I felt for the German guy who showed up on the boat with a zoom lens as long as my arm, and which would have produced a terrific picture if he’d just had it pointed at exactly the right part of the ocean in the right 1.5-second interval.  I asked him if he’d got anything good.  “Nix!” he snarled.

More evidence that if you want to be a good nature photographer, you’ll take 99 bad pictures for every good one.

{ 5 comments… read them below or add one }

Etaoin Shrdlu June 30, 2019 at 8:23 am

Does your camera have a video setting? That might have been useful.

I think my ratio is even worse, but then again, I never claimed to be a good nature photographer. Top 7 are me:

http://archive.4plebs.org/hr/thread/2165120/

Susan June 30, 2019 at 8:04 pm

Enjoying your Iceland trip vicariously. It’s on my list of places to go someday.
I’m curious about the survival suit; when sailors put on a dry suit for winter sailing they have to try and expel the air that’s trapped inside so if they do go in the water the life jacket will be what keeps them afloat, not the air in the dry suit. (Frostbite sailing is a thing here on the Chesapeake, though not my thing at all.)
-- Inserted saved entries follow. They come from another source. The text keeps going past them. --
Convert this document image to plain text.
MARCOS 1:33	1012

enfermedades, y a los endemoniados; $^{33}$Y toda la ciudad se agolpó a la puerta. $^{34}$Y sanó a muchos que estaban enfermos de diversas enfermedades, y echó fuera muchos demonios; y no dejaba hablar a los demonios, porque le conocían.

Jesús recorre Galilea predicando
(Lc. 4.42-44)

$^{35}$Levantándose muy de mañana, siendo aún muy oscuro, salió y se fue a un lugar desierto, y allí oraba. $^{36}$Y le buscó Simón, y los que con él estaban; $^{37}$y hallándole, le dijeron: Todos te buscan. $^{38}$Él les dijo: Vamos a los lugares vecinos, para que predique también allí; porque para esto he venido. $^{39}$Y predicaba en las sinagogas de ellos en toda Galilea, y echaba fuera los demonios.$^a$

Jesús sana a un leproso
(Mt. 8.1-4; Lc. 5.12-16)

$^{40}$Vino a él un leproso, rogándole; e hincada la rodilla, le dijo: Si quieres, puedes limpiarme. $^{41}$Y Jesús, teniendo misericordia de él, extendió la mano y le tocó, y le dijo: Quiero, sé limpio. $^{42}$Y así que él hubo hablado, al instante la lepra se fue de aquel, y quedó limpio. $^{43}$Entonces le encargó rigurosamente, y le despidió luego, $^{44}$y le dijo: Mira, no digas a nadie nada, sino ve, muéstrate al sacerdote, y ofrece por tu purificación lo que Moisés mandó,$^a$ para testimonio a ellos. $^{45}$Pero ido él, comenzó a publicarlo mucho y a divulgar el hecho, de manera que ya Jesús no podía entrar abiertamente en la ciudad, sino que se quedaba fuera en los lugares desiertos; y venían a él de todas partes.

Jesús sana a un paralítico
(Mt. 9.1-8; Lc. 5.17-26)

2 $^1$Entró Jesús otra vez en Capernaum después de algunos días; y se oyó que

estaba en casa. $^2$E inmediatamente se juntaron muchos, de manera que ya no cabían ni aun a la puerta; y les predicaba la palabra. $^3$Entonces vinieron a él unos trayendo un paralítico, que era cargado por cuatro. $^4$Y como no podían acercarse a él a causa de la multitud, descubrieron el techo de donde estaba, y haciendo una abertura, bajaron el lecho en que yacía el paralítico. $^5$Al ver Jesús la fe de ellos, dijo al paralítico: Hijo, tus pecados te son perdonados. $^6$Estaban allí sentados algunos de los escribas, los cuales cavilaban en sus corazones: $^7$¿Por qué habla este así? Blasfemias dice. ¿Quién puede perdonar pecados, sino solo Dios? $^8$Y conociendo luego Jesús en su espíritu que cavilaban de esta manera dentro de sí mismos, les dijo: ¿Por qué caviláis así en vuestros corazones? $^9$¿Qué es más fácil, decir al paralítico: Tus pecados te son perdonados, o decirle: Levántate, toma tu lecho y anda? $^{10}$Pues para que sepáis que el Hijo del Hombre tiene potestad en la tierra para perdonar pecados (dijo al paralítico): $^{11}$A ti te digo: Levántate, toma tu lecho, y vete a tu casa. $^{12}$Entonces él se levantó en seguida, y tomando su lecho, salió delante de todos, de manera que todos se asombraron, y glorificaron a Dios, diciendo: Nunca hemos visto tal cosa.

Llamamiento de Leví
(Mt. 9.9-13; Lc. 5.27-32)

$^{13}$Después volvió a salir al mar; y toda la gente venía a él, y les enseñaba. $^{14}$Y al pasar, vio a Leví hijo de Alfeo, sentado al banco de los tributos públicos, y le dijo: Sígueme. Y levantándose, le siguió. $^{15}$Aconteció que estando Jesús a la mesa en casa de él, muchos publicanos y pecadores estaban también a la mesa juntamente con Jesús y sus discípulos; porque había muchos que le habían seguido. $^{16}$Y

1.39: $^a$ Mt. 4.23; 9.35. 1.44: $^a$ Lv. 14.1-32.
wjw June 30, 2019 at 9:02 pm

I’ve never used a dry suit, so Susan, you’re the expert there.

What I was given was just a heavy lined jumpsuit, easily waterlogged. There were lifejackets available, but we were never asked to wear them.

wjw June 30, 2019 at 9:04 pm

Etaoin, nice pics! We’ve got a good crop of butterflies this year, but most of them seem to end up on my windshield.

Etaoin Shrdlu July 5, 2019 at 4:53 am

Thank you kind sir! I remember you mentioned getting a bunch of rain this Spring — that seems to help them survive. We got totally soaked all Spring back in 2013 and 2014 and there were hundreds flitting around on the lawn most mornings. The last couple of years, lucky to see even one or two. This year is better, but nothing like 2013-2014.